I'm tempted to say that a lot of this ‘engagement’ with the community is cargo
culting.

In any case, thanks for writing this anon. I've had similar thoughts and it's
always reassuring to be reminded that I'm not the only one.

------
realitylabs
For what it's worth, I've been working as some role in IT for 25 years,
published a book and written some heavily used pieces of software and feel the
same way. It helped me to start sharing those thoughts with others I respected
in the community to get their feedback and to help fight that negative voice
in my head. I think those thoughts are common and when they are (now) shared
with me, I confirm to the person that to tell themselves that it's crazy talk;
sometimes my brain wants to keep me isolated even though that's the opposite
of what's healthy for it.

------
ferrari8608
Have you considered therapy? It sounds to me like your issues with getting out
and networking with developers don't have much to do with the developers in
particular. Rather, your social anxiety within you is holding you back from
putting yourself out there.

I'm no expert on these things, but I did used to be primarily introverted.
Extrovert tendencies did not emerge until I started working to fix the parts
of my personality that would always hold me back from new possibilities and
opportunities, and you can't fix what you don't understand.

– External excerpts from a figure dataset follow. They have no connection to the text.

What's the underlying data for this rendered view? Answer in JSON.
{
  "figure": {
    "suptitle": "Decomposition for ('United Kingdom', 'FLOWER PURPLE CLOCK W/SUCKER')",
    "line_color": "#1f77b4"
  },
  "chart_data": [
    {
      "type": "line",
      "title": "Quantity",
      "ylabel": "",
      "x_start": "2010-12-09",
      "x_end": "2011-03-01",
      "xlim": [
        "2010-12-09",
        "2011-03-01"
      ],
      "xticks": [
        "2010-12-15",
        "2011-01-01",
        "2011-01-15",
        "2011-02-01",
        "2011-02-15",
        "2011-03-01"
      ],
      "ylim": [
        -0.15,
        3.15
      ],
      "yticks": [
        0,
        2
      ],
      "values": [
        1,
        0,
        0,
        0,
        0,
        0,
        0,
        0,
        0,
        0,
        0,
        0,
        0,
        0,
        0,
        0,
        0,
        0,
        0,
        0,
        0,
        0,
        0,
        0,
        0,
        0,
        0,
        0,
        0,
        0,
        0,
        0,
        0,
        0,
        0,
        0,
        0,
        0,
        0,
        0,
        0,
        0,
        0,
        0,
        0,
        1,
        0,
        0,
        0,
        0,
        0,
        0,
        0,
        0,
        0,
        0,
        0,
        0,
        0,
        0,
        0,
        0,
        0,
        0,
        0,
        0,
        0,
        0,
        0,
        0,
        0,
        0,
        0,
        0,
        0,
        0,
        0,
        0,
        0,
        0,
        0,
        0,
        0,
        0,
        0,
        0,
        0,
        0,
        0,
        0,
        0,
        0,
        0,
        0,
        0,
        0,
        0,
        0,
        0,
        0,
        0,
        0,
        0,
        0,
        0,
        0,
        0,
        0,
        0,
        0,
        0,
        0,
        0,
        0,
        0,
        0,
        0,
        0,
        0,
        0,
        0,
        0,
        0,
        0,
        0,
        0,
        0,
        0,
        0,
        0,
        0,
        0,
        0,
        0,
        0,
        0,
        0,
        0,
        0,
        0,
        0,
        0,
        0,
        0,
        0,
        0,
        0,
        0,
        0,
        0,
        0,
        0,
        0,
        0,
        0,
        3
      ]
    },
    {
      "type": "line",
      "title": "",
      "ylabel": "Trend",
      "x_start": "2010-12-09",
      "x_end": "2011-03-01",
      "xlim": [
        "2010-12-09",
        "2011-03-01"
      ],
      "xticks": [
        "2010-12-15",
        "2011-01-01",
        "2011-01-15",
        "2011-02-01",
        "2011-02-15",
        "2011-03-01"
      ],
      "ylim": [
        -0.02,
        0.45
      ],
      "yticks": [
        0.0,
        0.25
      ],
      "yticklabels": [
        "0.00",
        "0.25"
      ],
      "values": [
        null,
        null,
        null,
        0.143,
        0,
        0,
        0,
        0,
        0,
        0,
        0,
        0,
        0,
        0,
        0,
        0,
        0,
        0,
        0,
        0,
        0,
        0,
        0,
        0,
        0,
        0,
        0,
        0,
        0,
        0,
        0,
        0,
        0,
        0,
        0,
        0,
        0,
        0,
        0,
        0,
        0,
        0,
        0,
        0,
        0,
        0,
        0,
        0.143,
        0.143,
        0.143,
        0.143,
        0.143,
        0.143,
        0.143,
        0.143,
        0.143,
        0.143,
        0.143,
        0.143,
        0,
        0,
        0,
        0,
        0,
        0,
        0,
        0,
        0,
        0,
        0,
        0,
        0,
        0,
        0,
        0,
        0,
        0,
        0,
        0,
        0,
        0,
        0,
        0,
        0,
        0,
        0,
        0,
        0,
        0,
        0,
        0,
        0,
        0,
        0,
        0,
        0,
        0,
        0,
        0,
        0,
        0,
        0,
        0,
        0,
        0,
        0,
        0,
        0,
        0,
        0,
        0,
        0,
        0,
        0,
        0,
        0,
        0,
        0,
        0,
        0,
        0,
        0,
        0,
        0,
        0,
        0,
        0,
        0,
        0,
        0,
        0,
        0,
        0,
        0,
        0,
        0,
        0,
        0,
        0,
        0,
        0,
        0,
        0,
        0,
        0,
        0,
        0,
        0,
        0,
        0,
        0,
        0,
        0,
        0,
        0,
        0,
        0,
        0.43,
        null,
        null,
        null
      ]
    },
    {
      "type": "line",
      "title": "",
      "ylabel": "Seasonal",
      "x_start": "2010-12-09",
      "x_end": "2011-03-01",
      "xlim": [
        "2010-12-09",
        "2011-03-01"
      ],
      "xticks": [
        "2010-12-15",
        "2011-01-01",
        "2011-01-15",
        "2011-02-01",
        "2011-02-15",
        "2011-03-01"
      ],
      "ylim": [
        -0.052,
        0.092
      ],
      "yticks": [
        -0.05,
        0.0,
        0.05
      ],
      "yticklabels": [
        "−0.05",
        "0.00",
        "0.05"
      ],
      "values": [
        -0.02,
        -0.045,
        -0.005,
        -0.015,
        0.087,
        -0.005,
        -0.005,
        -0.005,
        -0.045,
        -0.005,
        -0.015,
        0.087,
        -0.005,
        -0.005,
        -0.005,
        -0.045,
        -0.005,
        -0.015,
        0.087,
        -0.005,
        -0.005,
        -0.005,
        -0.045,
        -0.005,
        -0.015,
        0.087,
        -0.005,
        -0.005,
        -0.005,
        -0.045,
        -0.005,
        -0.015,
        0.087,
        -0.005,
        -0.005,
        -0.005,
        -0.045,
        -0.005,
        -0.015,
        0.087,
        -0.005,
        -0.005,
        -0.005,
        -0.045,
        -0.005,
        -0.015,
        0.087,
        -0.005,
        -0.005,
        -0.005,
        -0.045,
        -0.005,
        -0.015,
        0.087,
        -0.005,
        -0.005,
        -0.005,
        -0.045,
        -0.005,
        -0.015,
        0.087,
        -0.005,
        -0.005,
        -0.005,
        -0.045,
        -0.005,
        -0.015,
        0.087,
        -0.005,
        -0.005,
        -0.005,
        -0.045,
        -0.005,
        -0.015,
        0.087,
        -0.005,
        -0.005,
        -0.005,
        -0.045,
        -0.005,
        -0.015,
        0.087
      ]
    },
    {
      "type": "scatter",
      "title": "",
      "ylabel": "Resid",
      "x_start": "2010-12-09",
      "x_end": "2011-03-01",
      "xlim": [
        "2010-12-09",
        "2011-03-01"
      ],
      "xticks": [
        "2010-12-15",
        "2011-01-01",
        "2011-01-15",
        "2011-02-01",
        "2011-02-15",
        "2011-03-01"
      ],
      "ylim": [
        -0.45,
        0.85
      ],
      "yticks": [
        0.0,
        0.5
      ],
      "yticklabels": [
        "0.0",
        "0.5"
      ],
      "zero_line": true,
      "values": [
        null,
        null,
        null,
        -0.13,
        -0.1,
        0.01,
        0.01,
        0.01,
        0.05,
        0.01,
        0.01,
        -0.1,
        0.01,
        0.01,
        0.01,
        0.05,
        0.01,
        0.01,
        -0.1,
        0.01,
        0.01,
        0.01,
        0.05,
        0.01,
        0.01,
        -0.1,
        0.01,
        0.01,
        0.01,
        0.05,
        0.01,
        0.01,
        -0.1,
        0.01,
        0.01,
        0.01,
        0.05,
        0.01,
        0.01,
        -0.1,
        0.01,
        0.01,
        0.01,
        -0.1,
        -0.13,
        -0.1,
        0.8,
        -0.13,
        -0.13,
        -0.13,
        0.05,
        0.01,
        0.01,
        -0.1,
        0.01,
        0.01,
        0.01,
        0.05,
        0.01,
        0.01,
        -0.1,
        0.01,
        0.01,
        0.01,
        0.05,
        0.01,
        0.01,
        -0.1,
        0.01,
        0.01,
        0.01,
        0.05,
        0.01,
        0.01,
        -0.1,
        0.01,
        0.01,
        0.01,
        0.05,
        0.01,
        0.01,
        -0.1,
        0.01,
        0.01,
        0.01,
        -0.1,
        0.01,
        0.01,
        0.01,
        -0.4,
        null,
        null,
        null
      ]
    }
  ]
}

Throw something out there. Send a pull request or message. See what happens.
You can't gauge your worth based on failed attempts to elicit feedback.

------
sdoering
I would recommend you think about therapy. Getting professional help might get
your feet on a way to long term betterment.

What I was wondering is why you should be want to be seen. Do you feel the
need to be recognised. Do you miss appreciation?

I would really, really recommend professional help. This is not something to
be taken lightly.

------
sdiq
While I am not sure whether you are on medication but that can really help.
Besides anti-depressants you also need to look for a good psychotherapist.
Therapy would certainly help you, too.